Ironically, the weakest parts of the book were the part about "strategy" itself and the part which I thought would be the strongest: the execution side. Given its centrality, I'm still trying to work out how the book actually describes / defines strategy beyond the "strategic path" argument, what goals relate to what long-range intentions, and what relationship these have to "goals" depicted in strategy maps and milestones which drive project plans.

It's probably just me!!

However and alas, the difficulties are not unexpected: a beautiful framework punctuated by some hand-waving argument at critical points which tries to obscure the inherent difficulties of making "strategy" and "strategy execution" practical. The different parts of Strategy Execution Framework (SEF), as described, are not as well aligned as the diagram makes them out to be, although I'm sure that can be improved.

In my younger days, when I didn't know any better and I was looking for something to order my thoughts about this type of stuff, I probably would have given it 4 or 5 stars. But now, for me, as the number of books of this type that I read increases, it simply can't reach the 4 star threshold. It simply doesn't tell me anything fundamentally new. Nevertheless, it is a good try which provides quite a few clues which may, with further exploration, lead to something. For me, again, I suspect moving forward will rely on me NOT reading books of this genre any more. A good blend of theory, craft, insight and experience perhaps is what I need. Time to move on methinks!!



5 out of 5 stars Connects Strategy with Project Management   June 23, 2008
A really good book. It is a pleasure for me to write my opinion about it. Especially the first 3 chapters have opened my eyes. Almost every important aspect is supported by a relative case study.

Finally, the fact that important research and findings of other prestigious authors is used in a beautiful way along with the author's research makes it really a masterpiece. I feel like I have studied 5 different books on the topic.

I certainly recommend it.



5 out of 5 stars What Project Management is Important, How can this be?   June 16, 2008
I love this book. The Executives make a decision and then stand back and hope it gets implemented. Everything must be tied together. This book goes through how to Execute Strategy all the way through the organization. Break it down and get it done!

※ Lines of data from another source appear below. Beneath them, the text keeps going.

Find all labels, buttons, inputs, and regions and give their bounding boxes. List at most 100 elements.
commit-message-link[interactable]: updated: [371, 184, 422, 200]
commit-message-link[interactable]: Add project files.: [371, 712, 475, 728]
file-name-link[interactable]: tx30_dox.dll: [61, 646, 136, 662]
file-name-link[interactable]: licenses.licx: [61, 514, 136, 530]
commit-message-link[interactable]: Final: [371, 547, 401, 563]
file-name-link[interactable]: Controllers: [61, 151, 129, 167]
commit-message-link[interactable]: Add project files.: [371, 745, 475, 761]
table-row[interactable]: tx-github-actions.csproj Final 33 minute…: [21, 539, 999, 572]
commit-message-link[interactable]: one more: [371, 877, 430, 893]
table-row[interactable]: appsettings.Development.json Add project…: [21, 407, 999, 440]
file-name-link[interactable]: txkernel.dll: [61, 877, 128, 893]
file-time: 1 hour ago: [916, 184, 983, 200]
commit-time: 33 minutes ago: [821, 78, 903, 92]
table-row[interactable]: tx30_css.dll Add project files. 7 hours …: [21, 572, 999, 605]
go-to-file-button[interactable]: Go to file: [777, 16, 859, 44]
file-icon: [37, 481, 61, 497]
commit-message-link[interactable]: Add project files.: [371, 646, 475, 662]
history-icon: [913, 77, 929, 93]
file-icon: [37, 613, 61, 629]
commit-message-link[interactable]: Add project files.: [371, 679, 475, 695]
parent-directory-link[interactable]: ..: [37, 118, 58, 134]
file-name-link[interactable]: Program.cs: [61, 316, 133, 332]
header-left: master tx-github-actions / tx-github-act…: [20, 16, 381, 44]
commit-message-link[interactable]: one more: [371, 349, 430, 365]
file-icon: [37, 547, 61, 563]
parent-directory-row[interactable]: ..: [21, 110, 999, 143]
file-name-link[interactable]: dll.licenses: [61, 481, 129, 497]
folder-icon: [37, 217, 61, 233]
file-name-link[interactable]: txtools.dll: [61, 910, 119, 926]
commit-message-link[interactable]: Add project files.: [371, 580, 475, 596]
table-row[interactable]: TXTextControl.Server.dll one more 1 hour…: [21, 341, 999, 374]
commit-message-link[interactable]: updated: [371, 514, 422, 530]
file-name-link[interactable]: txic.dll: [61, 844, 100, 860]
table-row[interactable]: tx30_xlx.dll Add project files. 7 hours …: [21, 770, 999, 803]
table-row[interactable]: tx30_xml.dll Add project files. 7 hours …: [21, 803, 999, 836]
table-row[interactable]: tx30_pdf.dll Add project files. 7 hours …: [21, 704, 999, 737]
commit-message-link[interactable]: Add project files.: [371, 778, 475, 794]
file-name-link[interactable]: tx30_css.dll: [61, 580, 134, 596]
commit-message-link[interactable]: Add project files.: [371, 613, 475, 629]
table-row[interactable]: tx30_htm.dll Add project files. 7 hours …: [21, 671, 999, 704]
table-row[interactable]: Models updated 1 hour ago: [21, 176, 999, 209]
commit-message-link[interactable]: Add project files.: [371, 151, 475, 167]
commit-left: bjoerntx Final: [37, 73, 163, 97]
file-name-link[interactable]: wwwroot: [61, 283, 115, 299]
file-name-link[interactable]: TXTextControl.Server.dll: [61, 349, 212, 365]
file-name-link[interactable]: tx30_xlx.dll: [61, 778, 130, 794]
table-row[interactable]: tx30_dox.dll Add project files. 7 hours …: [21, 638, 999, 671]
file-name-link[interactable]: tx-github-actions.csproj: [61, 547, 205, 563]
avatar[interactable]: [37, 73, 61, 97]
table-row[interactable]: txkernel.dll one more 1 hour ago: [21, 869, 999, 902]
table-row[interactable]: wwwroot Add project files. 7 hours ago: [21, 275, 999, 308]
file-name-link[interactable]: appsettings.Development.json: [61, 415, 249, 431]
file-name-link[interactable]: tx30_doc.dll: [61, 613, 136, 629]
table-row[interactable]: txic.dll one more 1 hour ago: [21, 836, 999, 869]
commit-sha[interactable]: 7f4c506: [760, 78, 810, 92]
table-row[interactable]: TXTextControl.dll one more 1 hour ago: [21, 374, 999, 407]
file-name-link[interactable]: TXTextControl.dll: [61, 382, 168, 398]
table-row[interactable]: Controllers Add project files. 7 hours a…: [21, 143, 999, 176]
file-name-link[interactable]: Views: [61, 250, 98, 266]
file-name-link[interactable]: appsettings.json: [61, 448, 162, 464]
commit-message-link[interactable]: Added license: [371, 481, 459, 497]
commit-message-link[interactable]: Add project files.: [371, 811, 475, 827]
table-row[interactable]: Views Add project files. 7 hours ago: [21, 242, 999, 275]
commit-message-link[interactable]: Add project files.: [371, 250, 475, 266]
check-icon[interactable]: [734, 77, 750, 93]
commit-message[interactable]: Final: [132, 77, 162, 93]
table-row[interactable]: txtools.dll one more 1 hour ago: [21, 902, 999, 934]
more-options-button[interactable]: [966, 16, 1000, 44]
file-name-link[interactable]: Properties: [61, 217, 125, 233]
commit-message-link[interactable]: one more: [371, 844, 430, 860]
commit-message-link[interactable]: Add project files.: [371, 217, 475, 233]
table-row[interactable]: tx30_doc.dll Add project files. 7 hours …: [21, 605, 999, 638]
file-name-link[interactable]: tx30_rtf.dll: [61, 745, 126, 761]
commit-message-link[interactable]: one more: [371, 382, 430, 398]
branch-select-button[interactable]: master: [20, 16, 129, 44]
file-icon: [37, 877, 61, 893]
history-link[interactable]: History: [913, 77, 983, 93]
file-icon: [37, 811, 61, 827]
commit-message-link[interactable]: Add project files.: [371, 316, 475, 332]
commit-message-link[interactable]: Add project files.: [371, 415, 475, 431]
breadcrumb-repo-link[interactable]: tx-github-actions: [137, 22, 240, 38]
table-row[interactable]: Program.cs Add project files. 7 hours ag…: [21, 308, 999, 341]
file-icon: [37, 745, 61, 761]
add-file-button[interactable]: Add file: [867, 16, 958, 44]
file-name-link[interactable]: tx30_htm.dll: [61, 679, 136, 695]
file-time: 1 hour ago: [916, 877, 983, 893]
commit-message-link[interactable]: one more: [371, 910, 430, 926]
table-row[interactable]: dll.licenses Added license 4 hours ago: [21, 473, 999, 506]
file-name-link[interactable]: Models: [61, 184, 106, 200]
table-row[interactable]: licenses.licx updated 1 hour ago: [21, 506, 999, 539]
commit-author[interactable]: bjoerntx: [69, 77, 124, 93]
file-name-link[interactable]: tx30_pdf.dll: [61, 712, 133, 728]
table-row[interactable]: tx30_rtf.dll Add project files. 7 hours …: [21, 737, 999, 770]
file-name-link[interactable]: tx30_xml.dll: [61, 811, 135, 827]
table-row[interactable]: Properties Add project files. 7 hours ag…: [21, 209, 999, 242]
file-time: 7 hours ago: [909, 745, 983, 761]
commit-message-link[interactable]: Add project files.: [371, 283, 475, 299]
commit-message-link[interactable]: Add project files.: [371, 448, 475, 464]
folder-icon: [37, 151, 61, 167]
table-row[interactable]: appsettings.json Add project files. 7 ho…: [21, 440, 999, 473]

2 out of 5 stars Too academic to be useful   June 2, 2008
 1 out of 5 found this review helpful

I had high hopes for this book but ended up returning it after getting a look at the table of contents and flipped through the book. The title itself is a bit misleading in that I expected a high energy 'let's tackle some big problems' kind of attitude. Instead, the text is dry and laborious. I'm much happier with two other books: Back of the Napkin and Making Things Happen. They will get you where you need to go.